The cumulative pattern over fifteen years reveals a county experiencing episodic shocks rather than steady-state employment growth. Most years generate minimal formal mass layoff activity, but periodic dislocations—whether pandemic-related or driven by individual employer decisions—create material workforce disruption. The absence of a pronounced recovery trend in notice frequency suggests that the county is not experiencing a self-reinforcing cycle of business creation and employment growth that would offset periodic layoffs with new job formation.
Local Economic Impact: Structural Vulnerability and Recovery Challenges
The economic implications of Botetourt County's layoff patterns extend well beyond the immediate workers receiving WARN notices. When a county of modest population experiences three separate mass layoff events affecting hundreds of workers in a single year (as occurred in 2024), the ripple effects throughout the local economy are substantial. Displaced workers reduce consumer spending, potentially leading to secondary job losses in retail, food service, and other locally-serving businesses. Property tax bases may decline as workers relocate to areas with stronger job markets, constraining local government funding for schools, infrastructure, and social services.

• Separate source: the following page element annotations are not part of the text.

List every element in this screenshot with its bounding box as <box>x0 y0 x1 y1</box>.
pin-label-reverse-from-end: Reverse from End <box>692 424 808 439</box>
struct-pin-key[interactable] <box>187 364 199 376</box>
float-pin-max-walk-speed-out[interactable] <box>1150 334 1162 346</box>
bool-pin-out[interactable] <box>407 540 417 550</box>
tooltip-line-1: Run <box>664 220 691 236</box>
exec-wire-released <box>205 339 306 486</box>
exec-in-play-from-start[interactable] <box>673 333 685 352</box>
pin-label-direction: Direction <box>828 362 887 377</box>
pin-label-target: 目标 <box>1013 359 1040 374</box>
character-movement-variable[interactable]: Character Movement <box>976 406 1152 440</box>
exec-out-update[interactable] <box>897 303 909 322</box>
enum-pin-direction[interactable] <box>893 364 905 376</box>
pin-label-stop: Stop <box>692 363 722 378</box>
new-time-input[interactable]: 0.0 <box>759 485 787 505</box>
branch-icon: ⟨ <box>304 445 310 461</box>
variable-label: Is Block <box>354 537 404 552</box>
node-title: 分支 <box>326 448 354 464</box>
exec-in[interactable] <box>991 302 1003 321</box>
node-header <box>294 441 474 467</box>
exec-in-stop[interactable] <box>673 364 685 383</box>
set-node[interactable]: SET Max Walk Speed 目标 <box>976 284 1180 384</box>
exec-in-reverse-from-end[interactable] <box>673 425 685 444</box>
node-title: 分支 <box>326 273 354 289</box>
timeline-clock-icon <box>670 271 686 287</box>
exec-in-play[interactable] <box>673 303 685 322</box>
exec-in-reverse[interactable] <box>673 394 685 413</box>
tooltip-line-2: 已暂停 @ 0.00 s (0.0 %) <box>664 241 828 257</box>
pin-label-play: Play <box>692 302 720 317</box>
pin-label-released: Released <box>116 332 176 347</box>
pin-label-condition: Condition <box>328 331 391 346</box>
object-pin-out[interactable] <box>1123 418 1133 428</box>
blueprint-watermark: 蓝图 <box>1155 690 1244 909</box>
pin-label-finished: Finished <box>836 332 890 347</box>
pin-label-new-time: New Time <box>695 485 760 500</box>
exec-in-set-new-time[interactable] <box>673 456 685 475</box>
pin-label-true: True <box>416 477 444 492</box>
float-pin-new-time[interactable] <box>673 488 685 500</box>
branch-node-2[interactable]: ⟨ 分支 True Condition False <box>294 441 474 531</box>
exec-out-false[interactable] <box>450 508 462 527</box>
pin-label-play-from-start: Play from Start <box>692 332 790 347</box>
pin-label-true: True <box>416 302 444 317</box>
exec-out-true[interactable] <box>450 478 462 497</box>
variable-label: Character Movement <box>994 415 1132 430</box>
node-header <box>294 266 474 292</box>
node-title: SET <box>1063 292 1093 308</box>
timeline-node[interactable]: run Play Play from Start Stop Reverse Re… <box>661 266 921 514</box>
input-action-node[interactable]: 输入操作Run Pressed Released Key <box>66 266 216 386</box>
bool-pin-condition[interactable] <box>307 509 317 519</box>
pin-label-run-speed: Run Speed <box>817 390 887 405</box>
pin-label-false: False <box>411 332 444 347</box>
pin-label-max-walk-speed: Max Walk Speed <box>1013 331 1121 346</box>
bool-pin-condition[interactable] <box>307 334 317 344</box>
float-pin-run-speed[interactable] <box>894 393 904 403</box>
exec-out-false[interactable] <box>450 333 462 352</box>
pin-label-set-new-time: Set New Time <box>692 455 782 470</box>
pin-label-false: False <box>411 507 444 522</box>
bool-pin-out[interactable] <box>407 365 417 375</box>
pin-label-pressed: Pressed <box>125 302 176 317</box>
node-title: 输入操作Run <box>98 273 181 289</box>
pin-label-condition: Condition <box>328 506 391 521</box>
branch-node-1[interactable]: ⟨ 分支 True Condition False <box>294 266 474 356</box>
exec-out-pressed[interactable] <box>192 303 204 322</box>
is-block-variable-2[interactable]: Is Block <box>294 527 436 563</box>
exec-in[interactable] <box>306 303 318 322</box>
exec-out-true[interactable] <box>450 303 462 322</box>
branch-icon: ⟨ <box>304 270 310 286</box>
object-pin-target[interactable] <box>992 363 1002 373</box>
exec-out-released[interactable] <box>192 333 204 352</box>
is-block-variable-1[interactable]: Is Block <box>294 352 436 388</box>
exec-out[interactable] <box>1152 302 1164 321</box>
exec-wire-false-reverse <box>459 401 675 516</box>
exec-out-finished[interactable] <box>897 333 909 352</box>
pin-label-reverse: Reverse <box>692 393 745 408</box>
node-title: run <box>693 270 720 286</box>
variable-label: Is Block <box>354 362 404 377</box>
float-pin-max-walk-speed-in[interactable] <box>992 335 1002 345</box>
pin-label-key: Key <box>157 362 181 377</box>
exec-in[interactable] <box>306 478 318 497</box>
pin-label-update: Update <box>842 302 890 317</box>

The occupational profile of Botetourt County's displaced workers—concentrated in transportation, retail, food service, and administrative support roles—suggests significant wage loss and retraining challenges. Workers displaced from freight rail positions often possess specialized skills with limited transferability to other sectors, creating potential long-term unemployment risk. Retail and food service workers typically earn lower wages with minimal benefits, so their displacement represents lost household income with limited personal savings to cushion the transition. Retraining and upskilling would require investment in community college infrastructure, and evidence from other regions suggests that program completion and job placement success rates for displaced workers are inconsistent.
The county's vulnerability is amplified by its geographic location in southwestern Virginia, a region with limited diversification into high-growth sectors like technology, advanced manufacturing, or professional services. While Virginia's state-level unemployment and jobless claims figures show improvement, Botetourt County's continued experience of mass layoffs suggests that these statewide gains are not uniformly distributed. Workers displaced in Roanoke may face limited local opportunities and would need to relocate to larger metropolitan areas like Richmond, Charlotte, or beyond to access robust job markets aligned with their skill levels.
Looking forward, Botetourt County's economic resilience depends on its capacity to attract employers in growth sectors while stabilizing employment in legacy industries. The concentration of layoffs among a small number of major employers suggests that economic development strategy should prioritize diversification and resilience. The county's current trajectory—marked by episodic major dislocations punctuating periods of relative stability—creates planning uncertainty and constrains confidence in long-term regional prosperity.